I pursued this thread and started from a somewhat oblique angle by sourcing for poems with themes such as ‘freedom’, ‘oppression’, ‘unheard voices’, etc. After rounding up several potentially suitable texts, Angelou’s proved particularly appealing, with the additional animated metaphor of a bird—two in fact; one caged (in whom I see Angelou) and the other free (possibly Angelou’s ideal image of herself). This offered numerous opportunities for the use of multiphonics. Singing into the horn reflects not only two sonic forces (horn’s voice and player’s voice) attempting to overcome each other, but also a conceptual ‘caging’ (trapping the player’s voice within the metallic instrument). Angelou’s text was simply calling out to be set.
In allusion to the themes of ‘freedom’ and ‘oppression’, and also to the socio-political zeitgeist in which Angelou lived and breathed, I quoted the tune from ‘We Shall Overcome’, a gospel hymn turned protest song of the American Civil Rights Movement. The hymn becomes the ‘caged bird’s tune’, which the mezzo-soprano timidly sings in bb. 46–58, but does not complete the final line. Deprived of the final line’s melodic notes to set the remaining words, the singer is unable to ‘sing of freedom’.

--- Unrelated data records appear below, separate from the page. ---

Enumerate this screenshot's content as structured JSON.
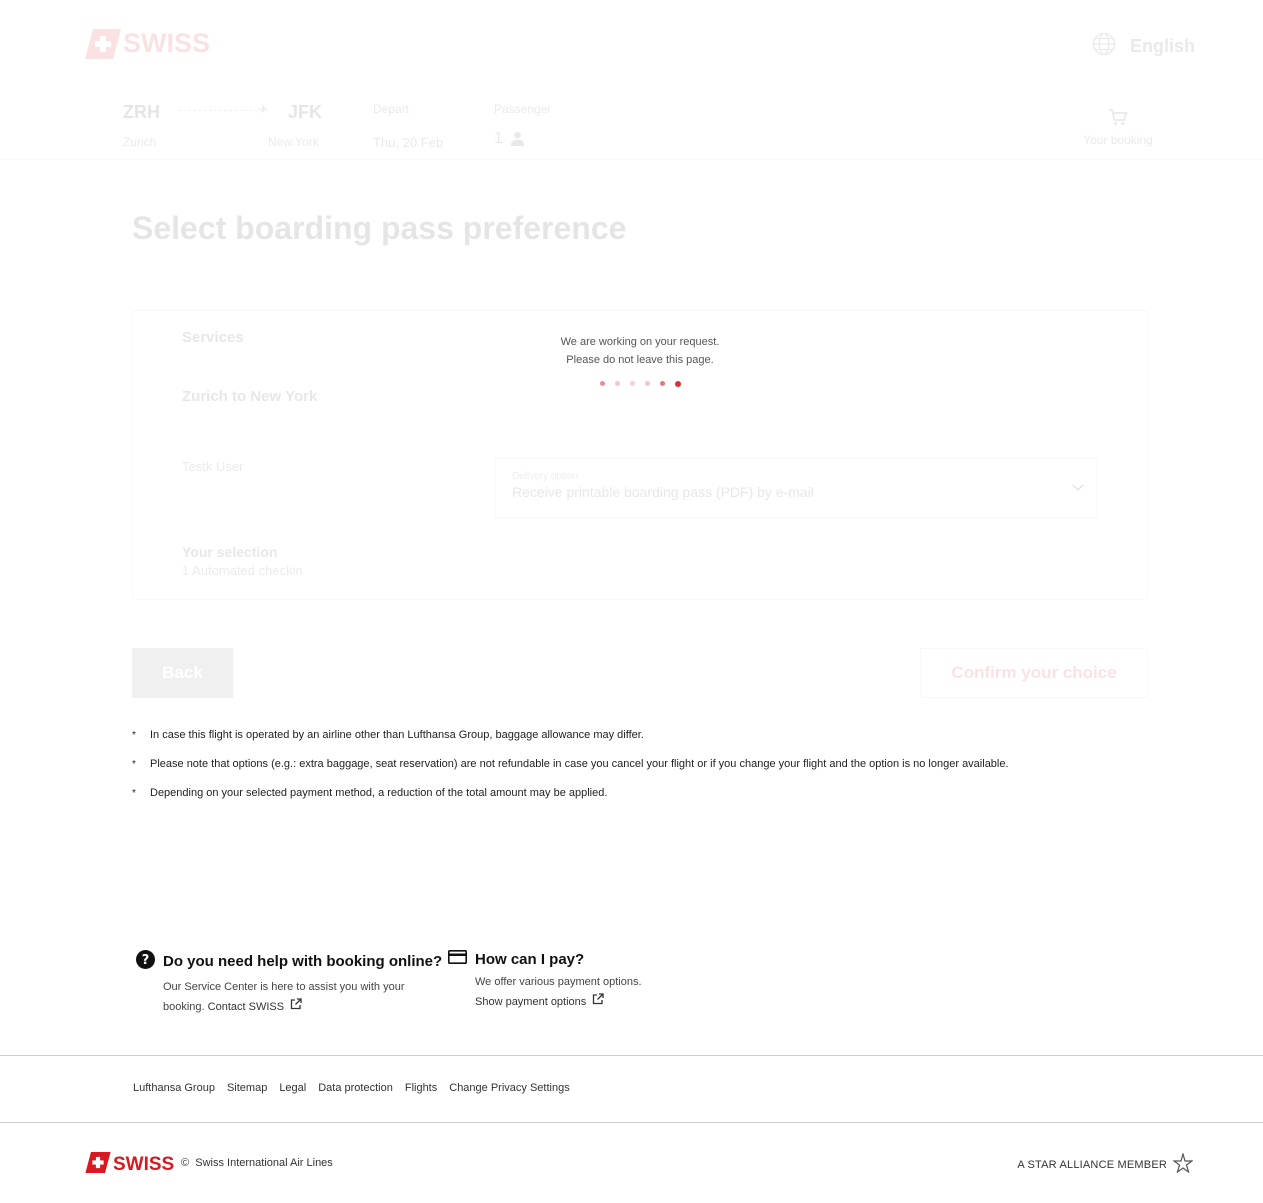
{
  "header": {
    "brand": "SWISS",
    "language": "English"
  },
  "trip": {
    "origin_code": "ZRH",
    "origin_city": "Zurich",
    "dest_code": "JFK",
    "dest_city": "New York",
    "depart_label": "Depart",
    "depart_value": "Thu, 20 Feb",
    "passenger_label": "Passenger",
    "passenger_value": "1",
    "booking_label": "Your booking"
  },
  "page": {
    "title": "Select boarding pass preference"
  },
  "panel": {
    "services_label": "Services",
    "route_label": "Zurich to New York",
    "passenger_name": "Testk User",
    "delivery_label": "Delivery option",
    "delivery_value": "Receive printable boarding pass (PDF) by e-mail",
    "selection_label": "Your selection",
    "selection_value": "1 Automated checkin"
  },
  "loading": {
    "line1": "We are working on your request.",
    "line2": "Please do not leave this page."
  },
  "buttons": {
    "back": "Back",
    "confirm": "Confirm your choice"
  },
  "notes": [
    "In case this flight is operated by an airline other than Lufthansa Group, baggage allowance may differ.",
    "Please note that options (e.g.: extra baggage, seat reservation) are not refundable in case you cancel your flight or if you change your flight and the option is no longer available.",
    "Depending on your selected payment method, a reduction of the total amount may be applied."
  ],
  "note_marker": "*",
  "help": {
    "booking_title": "Do you need help with booking online?",
    "booking_body": "Our Service Center is here to assist you with your",
    "booking_body2": "booking.",
    "booking_link": "Contact SWISS",
    "pay_title": "How can I pay?",
    "pay_body": "We offer various payment options.",
    "pay_link": "Show payment options"
  },
  "footer": {
    "links": [
      "Lufthansa Group",
      "Sitemap",
      "Legal",
      "Data protection",
      "Flights",
      "Change Privacy Settings"
    ],
    "brand": "SWISS",
    "copyright_symbol": "©",
    "copyright": "Swiss International Air Lines",
    "star_alliance": "A STAR ALLIANCE MEMBER"
  },
  "colors": {
    "brand_red": "#d71920"
  }
}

In this piece, I imagine a dramatic response to American poet Maya Angelou’s Caged Bird:
A free bird leaps
on the back of the wind
and floats downstream
till the current ends
and dips his wing
in the orange sun rays
and dares to claim the sky.
But a bird that stalks
down his narrow cage
can seldom see through
his bars of rage
his wings are clipped and
his feet are tied
so he opens his throat to sing.
The caged bird sings
with a fearful trill
of things unknown
but longed for still
and his tune is heard
on that distant hill
for the caged bird
sings of freedom.
The free bird thinks of another breeze
and the trade winds soft
through the sighing trees
and the fat worms waiting on a bright morning lawn
and he names the sky his own.
But a caged bird stands on the grave of dreams
his shadow shouts on a nightmare scream
his wings are clipped and his feet are tied
so he opens his throat to sing.
The caged bird sings
with a fearful trill
of things unknown
but longed for still
and his tune is heard
on that distant hill
for the caged bird
sings of freedom.
Copyright © 1983 by Maya Angelou
Used by permission of Random House, an imprint and division of Penguin Random House LLC. All rights reserved.
The text appears to already possess a ‘verse-refrain’ structure, which readily lends itself for song-setting. I have remained faithful to the original layout of Angelou’s text for most parts of the piece. However, I have decided not to repeat the refrain (‘The caged bird sings…’) per se at the end, in the spirit of maintaining a teleological narrative.
In the first instance of the refrain (bb. 46–58), I removed the final word—‘freedom’—as a symbolic gesture; freedom cannot be not sung of. It is in this light that the listener subsequently arrives at the end of the penultimate stanza (‘…opens his throat to sing…’; b. 78), whose open-ended verbal syntax allows for a direct ‘splice’ into the final line of the refrain (‘…of freedom.’; bb. 80–83). This happens as the oboe and horn speed through bb. 77–80 with a desperate ‘caged bird’s tune’, which was previously properly sung in bb. 46–58. Imaginatively, this frees the caged bird of his ‘melodic baggage’, so he can move on to ‘sing of freedom’.